As the novel progresses, Doctorow shifts smoothly among a dozen points of view, from slaves to civilians to enlisted men and officers on both sides. Among the characters through whom we experience the war are Sherman himself (known to his men as "Uncle Billy"), a German battlefield surgeon named Wrede Sartorius, and Pearl, a 13-year-old "white negro" who is the illegitimate offspring of a plantation owner and one of his slaves.
Throughout, the portrayal of the characters constantly shifts. Sherman is alternately depicted as a ruthless warlord and an asthmatic and insomniac troubled by the deaths of his young sons. Sartorius, renowned for "removing a leg in twelve seconds" (an arm "took only nine"), appears at first with a bloody saw in hand, "inviolate in the carnage around him." But he also is a brilliant medical mind and predicts that there will be a time when "we will have other means. We will have found botanical molds to reverse infection. We will replace lost blood. We will photograph through the body to the bones."
At various times, Pearl will pass for white and black, a boy and a girl, a child and an adult, a nurse and Sherman's drummer boy. Southern belles profane themselves to maintain some semblance of status. In one of the finest turns in the book, a cowardly Confederate soldier who has previously commandeered the uniform of a slain Union soldier in order to save himself adopts the identity of dandified war photographer and very nearly becomes a hero of the Confederacy.
Despite his sympathy for the plight of the innocents, Doctorow make it clear that Sherman's barbarity is the evolution of an ancient militaristic impulse toward seeking glory through war, one that casts a shadow over all humanity. As an English journalist named Pryce remarks, "These chaps were industrial-killers, they had repeating rifles that could kill at a thousand yards, grape that could decimate an advancing line, cannon, fieldpieces, munitions that could bring down entire cities. Their war was so impersonally murderous as to make quaint anything that had gone on before." But at the same time, "the brutal romance of war was still possible in the taking of spoils. Each town the army overran was a prize. In this village was an amazing store of wine, in that a granary brimming to the rafters, a herd of beef here, an armory there, homes to loot, slaves to incorporate. There was something undeniably classical about it, for how else did the armies of Greece and Rome supply themselves?"
The cruel irony, of course, is that Sherman's brutal methods seem to have hastened the end of the war.
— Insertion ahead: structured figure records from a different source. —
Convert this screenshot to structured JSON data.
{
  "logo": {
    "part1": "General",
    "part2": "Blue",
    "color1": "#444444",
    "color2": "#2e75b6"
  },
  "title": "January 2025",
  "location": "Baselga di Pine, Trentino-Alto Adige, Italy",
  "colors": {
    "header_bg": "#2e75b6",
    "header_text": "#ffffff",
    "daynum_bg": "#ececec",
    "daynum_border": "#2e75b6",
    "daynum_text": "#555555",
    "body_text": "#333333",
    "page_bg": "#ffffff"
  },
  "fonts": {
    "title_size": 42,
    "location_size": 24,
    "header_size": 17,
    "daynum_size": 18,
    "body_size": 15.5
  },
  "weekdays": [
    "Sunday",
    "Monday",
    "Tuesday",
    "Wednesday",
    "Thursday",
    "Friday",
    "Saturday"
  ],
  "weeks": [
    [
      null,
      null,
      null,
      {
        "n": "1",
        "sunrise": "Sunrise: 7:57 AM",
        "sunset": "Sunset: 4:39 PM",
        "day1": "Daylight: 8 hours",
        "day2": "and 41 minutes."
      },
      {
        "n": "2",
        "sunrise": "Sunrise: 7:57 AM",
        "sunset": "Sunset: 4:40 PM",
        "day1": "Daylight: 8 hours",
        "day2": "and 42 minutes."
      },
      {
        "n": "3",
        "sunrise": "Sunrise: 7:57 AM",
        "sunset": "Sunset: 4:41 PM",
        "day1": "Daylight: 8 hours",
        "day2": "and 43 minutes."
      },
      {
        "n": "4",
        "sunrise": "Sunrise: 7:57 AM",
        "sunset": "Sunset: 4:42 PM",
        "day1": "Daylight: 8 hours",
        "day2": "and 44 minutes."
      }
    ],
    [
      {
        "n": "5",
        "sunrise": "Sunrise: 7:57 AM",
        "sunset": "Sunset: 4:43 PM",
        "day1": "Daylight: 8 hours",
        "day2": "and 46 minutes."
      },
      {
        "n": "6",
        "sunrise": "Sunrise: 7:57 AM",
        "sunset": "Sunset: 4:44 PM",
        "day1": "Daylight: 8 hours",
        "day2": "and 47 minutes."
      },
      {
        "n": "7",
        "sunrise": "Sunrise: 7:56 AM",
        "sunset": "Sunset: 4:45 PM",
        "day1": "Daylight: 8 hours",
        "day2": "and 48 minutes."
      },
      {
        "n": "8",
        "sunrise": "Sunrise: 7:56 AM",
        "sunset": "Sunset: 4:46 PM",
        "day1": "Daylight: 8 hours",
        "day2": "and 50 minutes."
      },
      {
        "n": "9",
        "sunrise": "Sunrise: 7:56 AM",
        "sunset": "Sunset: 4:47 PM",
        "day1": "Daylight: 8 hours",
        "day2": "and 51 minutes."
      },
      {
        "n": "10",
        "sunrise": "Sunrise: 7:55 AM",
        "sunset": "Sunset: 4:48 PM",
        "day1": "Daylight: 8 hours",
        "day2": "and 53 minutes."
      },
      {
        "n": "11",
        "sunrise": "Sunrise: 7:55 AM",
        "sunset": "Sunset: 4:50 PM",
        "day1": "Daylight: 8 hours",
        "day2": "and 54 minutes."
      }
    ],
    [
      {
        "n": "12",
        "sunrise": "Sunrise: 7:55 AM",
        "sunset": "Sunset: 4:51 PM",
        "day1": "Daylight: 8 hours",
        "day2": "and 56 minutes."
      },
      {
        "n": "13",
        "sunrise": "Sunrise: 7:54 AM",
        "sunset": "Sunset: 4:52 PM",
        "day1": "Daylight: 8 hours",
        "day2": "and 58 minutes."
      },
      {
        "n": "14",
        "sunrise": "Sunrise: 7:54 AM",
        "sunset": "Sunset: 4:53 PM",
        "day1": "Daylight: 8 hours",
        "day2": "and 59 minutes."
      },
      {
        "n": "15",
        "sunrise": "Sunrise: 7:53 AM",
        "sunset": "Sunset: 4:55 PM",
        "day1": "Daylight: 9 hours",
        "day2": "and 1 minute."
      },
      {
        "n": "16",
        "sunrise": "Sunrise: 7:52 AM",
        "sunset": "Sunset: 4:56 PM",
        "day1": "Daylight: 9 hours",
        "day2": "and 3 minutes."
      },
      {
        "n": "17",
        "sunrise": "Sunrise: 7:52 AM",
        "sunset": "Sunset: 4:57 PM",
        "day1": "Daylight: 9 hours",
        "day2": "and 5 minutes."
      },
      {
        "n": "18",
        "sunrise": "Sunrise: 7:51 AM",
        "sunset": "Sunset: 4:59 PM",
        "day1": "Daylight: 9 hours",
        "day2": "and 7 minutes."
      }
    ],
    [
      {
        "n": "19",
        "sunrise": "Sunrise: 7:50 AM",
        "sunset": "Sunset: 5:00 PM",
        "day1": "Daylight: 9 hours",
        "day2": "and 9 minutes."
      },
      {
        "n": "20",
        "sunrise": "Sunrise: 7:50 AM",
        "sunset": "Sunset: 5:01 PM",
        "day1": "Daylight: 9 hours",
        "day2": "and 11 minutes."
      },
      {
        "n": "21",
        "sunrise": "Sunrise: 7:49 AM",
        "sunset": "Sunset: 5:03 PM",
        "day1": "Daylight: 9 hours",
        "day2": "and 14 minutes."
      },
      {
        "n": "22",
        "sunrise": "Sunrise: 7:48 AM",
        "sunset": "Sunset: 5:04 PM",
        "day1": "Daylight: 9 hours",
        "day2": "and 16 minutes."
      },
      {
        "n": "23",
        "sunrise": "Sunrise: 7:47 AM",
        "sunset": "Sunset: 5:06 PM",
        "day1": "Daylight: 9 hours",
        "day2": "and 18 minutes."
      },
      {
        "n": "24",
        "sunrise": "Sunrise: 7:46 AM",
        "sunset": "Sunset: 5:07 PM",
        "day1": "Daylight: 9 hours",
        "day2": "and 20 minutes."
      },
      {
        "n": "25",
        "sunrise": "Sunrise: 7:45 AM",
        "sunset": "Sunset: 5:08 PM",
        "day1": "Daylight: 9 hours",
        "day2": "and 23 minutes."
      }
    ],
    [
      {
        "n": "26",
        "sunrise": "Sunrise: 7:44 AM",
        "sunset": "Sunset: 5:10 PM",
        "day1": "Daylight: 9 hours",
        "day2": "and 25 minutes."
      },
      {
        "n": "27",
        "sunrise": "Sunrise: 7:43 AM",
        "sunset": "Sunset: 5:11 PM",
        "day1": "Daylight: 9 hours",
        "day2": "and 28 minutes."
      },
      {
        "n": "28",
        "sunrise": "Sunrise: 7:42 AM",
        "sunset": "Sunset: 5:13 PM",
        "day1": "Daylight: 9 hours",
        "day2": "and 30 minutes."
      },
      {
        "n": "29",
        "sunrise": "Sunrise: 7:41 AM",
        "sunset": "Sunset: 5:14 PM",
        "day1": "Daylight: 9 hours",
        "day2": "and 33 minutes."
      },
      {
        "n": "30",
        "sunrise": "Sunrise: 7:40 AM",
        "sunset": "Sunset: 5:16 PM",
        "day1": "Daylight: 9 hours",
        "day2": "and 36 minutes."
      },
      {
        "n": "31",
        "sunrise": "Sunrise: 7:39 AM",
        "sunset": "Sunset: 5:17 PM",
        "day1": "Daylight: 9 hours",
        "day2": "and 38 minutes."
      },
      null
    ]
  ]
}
He established a haunting precedent, one that probably contributed to the thinking that justified the dropping the atomic bomb on Japan, which helped to hasten the end of World War II. But aside from the cost in human lives, what is the intangible price of waging such warfare?
Doctorow seems to answer, in the voice of an elderly and dying Marcus Aurelius Thompson, chief judge of Georgia, as he flees from Sherman on the back of a wagon: "The wretched war had destroyed not only their country but all their presumptions of human self-regard. What a scant, foolish pretense was a family, a culture, a place in history, when it was all so easily defamed. And God was behind this."
It's a haunting valediction and one that echoes through parts of the South, even today.
Edward Nawotka lives in Austin, Texas, and is a member of the National Book Critics Circle.